There has been a lot of dispute in the UK lately about wild camping and camping on public land, and there have been some very well publicised cases about campers outstaying their welcome in certain areas of the country. These cases are often surrounded by tricky legal debate and often are very highly charged. However, as a campervan or motorhome owner, it’s important to know the laws and when enough is enough you need to move on. Where do you stand if you’re asked to leave a public area?
The Law is the Law
If you break the law and are proven to have done so, your motorhome insurance is going to be very unlikely to help you out. You need to know the law wherever you are camping and if, for example, camping is prohibited on public land, you need to respect that. Sometimes the law is unclear, but if you know you are deliberately in breach of it you can expect the full consequences.
It’s a lot less clear cut in areas where wild camping is popular and, in theory, camping shouldn’t be a problem in these areas. It’s important to remember that there is no absolute right to be allowed to camp on certain land and if you are asked to move on by residents or the police then it’s usually best to respect their wishes.

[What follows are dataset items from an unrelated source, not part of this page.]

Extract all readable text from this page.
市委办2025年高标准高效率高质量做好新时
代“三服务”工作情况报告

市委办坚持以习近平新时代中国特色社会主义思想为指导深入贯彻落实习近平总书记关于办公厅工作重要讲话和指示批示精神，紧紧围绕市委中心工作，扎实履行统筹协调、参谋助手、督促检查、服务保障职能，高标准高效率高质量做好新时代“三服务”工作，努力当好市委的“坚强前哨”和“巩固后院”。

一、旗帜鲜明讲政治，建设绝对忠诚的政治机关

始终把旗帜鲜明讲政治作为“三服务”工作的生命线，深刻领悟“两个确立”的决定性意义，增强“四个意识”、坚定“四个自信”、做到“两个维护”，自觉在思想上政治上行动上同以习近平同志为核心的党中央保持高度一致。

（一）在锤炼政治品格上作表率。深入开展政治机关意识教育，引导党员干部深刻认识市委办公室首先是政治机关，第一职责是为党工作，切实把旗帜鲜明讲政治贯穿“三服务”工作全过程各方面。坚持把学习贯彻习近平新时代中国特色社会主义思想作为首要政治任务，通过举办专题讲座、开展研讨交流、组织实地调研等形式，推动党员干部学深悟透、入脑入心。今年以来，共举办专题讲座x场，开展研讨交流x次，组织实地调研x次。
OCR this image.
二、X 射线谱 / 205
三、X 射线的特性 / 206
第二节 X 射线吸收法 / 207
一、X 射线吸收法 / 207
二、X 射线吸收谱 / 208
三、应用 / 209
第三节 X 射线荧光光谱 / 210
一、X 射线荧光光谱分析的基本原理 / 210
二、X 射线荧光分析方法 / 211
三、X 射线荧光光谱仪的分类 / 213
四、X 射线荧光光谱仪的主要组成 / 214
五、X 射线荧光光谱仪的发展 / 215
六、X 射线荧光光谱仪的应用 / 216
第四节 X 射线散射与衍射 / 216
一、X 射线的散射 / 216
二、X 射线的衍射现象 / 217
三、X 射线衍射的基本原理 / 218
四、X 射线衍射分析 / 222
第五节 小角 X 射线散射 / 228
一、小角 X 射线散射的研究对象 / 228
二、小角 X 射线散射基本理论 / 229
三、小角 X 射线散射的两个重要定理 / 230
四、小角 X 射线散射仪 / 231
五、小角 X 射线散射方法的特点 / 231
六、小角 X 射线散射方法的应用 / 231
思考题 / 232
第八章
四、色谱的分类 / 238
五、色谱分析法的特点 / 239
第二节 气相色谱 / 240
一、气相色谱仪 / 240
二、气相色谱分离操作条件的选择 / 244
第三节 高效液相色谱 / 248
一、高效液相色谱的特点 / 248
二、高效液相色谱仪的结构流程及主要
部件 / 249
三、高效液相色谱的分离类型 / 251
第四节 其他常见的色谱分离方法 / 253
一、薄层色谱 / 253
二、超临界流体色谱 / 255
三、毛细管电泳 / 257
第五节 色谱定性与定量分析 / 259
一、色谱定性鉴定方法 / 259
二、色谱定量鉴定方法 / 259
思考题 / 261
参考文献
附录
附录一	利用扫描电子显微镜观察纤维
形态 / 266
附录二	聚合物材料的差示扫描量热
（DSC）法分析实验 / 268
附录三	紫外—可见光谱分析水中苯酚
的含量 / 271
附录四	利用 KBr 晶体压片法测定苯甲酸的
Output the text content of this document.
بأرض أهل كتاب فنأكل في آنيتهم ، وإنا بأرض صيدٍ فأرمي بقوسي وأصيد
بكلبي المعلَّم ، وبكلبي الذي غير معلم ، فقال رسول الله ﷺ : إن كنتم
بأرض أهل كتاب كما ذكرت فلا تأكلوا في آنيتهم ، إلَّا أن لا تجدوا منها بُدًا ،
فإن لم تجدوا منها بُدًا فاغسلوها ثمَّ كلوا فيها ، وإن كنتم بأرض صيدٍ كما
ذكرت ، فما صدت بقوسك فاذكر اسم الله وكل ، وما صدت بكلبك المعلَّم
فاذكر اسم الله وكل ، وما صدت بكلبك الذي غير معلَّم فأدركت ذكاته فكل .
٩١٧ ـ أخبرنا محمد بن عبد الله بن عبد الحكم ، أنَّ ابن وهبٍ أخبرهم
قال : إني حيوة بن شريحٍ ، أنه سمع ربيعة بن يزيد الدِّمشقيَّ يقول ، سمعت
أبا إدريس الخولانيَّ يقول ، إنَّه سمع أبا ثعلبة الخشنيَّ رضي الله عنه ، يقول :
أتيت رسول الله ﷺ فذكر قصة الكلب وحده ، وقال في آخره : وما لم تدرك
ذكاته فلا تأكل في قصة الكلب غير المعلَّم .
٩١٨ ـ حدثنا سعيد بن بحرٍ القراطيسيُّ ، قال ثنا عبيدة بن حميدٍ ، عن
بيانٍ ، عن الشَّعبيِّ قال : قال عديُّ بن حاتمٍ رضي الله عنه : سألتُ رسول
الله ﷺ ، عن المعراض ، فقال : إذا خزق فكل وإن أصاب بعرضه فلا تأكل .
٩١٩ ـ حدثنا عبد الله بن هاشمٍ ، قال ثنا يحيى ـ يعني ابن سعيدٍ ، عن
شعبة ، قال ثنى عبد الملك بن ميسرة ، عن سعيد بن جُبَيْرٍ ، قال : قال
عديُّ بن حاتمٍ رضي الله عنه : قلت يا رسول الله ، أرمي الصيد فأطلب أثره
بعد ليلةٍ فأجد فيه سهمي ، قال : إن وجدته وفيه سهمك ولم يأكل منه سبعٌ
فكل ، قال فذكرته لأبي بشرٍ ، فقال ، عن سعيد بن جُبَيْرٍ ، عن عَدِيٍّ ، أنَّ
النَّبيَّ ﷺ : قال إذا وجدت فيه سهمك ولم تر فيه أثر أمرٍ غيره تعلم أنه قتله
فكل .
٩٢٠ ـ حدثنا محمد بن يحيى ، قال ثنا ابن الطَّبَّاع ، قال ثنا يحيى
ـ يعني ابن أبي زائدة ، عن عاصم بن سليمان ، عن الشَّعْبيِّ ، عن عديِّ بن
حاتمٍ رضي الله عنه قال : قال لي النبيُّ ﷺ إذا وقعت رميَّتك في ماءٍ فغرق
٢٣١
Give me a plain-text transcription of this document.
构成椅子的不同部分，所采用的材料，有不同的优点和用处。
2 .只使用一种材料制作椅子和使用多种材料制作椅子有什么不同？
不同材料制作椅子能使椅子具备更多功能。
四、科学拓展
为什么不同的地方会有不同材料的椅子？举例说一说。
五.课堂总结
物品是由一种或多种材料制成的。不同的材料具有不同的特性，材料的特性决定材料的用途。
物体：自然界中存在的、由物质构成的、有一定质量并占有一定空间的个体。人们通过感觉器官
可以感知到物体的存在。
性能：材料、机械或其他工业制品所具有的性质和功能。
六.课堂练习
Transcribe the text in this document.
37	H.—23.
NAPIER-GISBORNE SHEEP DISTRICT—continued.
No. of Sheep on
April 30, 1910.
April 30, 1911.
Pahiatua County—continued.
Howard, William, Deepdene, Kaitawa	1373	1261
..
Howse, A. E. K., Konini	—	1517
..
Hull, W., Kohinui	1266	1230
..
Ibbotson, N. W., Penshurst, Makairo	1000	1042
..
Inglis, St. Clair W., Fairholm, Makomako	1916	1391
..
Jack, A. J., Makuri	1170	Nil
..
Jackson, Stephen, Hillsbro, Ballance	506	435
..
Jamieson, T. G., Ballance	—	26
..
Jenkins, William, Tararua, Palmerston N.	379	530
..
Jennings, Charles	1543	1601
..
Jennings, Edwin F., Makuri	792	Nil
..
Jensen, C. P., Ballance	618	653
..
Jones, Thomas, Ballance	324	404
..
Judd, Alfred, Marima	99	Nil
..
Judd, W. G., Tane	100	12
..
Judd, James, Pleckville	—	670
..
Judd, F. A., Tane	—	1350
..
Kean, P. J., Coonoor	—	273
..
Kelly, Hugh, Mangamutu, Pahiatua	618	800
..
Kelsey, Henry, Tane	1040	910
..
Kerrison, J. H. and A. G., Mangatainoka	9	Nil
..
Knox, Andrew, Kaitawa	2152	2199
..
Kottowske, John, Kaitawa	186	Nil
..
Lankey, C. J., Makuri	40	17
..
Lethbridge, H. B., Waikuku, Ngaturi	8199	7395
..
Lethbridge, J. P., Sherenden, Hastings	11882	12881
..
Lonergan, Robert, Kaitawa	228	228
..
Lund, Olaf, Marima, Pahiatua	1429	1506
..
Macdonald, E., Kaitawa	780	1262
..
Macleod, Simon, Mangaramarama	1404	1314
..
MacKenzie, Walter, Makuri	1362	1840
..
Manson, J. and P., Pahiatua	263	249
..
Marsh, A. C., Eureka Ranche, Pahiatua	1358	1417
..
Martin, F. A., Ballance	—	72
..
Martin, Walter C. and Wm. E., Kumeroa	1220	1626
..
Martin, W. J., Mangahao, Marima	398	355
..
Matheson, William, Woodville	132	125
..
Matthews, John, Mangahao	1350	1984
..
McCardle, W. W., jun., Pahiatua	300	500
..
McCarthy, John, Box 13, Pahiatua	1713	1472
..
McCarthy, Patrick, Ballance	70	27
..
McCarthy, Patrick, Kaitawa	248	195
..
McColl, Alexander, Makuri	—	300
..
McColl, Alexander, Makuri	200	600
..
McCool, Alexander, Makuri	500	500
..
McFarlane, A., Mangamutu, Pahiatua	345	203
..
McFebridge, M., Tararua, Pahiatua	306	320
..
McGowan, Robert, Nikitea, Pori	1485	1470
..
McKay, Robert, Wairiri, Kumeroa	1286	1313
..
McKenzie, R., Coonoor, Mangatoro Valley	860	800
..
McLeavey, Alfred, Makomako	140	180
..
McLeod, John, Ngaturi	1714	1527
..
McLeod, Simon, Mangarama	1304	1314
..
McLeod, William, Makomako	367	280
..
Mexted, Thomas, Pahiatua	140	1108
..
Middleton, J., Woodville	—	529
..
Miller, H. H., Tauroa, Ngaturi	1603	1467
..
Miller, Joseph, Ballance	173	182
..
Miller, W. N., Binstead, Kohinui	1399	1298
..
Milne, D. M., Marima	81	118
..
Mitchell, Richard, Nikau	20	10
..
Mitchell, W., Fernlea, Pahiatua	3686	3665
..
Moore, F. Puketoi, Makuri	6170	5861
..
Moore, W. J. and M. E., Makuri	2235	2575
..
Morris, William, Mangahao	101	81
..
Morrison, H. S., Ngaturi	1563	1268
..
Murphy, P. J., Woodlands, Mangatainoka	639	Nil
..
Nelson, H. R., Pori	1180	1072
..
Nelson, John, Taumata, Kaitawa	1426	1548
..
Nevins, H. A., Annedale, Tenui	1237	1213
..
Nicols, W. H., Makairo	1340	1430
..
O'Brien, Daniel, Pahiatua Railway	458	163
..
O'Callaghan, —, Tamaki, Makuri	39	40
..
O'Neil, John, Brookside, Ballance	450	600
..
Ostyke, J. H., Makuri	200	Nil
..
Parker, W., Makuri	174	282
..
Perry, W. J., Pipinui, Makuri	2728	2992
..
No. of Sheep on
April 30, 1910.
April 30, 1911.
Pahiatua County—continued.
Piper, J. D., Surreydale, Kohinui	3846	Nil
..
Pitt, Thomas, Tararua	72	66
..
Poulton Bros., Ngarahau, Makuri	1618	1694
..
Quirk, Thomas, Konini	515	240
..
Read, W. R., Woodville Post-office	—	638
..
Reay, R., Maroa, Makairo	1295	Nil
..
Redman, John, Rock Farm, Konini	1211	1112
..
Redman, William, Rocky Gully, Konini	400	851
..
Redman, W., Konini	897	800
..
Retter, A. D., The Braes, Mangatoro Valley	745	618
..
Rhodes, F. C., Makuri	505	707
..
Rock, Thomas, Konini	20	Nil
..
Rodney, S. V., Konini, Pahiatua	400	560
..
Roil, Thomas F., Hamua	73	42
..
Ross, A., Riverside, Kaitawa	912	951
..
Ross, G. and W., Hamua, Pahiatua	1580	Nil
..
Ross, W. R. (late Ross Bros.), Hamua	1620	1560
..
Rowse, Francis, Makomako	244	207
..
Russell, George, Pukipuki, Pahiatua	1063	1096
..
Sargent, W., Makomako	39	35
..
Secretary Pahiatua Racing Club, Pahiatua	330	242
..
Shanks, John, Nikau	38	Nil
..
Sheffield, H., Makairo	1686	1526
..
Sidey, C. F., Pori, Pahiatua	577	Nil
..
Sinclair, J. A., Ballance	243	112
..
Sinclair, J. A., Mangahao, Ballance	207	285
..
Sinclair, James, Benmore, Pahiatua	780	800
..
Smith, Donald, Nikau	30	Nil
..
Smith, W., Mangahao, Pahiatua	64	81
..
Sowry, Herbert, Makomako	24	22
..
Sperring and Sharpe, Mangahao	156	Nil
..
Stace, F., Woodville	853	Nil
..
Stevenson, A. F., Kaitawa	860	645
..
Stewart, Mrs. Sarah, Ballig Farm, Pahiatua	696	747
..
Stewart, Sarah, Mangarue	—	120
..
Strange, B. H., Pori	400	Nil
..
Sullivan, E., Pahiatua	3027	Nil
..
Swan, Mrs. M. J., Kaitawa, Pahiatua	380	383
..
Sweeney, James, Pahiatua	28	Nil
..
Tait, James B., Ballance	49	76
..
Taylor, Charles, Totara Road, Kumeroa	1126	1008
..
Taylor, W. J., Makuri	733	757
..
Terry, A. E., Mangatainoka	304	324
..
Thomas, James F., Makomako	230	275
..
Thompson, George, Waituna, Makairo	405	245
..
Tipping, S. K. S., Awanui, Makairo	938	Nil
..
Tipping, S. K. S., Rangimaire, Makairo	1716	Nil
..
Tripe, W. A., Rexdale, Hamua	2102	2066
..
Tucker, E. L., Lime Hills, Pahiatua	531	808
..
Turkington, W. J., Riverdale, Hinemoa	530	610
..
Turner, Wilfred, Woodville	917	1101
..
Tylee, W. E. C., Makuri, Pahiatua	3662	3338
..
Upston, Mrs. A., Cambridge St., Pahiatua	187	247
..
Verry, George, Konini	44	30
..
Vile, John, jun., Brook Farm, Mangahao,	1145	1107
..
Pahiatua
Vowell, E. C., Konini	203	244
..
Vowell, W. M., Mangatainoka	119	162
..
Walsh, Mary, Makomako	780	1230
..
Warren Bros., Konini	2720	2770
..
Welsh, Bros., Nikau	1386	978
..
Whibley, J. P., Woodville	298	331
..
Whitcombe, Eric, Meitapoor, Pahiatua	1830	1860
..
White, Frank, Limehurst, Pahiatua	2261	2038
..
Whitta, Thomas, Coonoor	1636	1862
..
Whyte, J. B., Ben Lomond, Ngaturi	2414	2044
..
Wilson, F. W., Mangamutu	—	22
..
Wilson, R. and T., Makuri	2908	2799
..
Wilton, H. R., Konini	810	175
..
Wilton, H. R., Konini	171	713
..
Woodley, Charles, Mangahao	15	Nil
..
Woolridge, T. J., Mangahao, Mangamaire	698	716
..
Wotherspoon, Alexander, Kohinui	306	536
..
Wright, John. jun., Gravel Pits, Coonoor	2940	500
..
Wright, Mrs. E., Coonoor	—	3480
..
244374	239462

Plus, much of the excitement of wild camping stems from moving around so why not explore!
Sometimes debates just come to a disagreement where both sides think they’re right and that’s the end of it. Unfortunately, these cases don’t often end well, so make sure even if you reach this situation you’re respectful to local residents. You may disagree with what they’re saying, but it’s not etiquette in the UK to camp for more than a few nights in any one place: particularly if it obstructs local life. Be respectful and when you want to return there will be no problems.
Outstaying your welcome is a danger for campers in the UK but thankfully it’s only the small majority of cases that end up being taken further. Always keep the law in mind but even if you think you’re absolutely in the right it never hurts to keep polite and respect the unspoken codes of practice.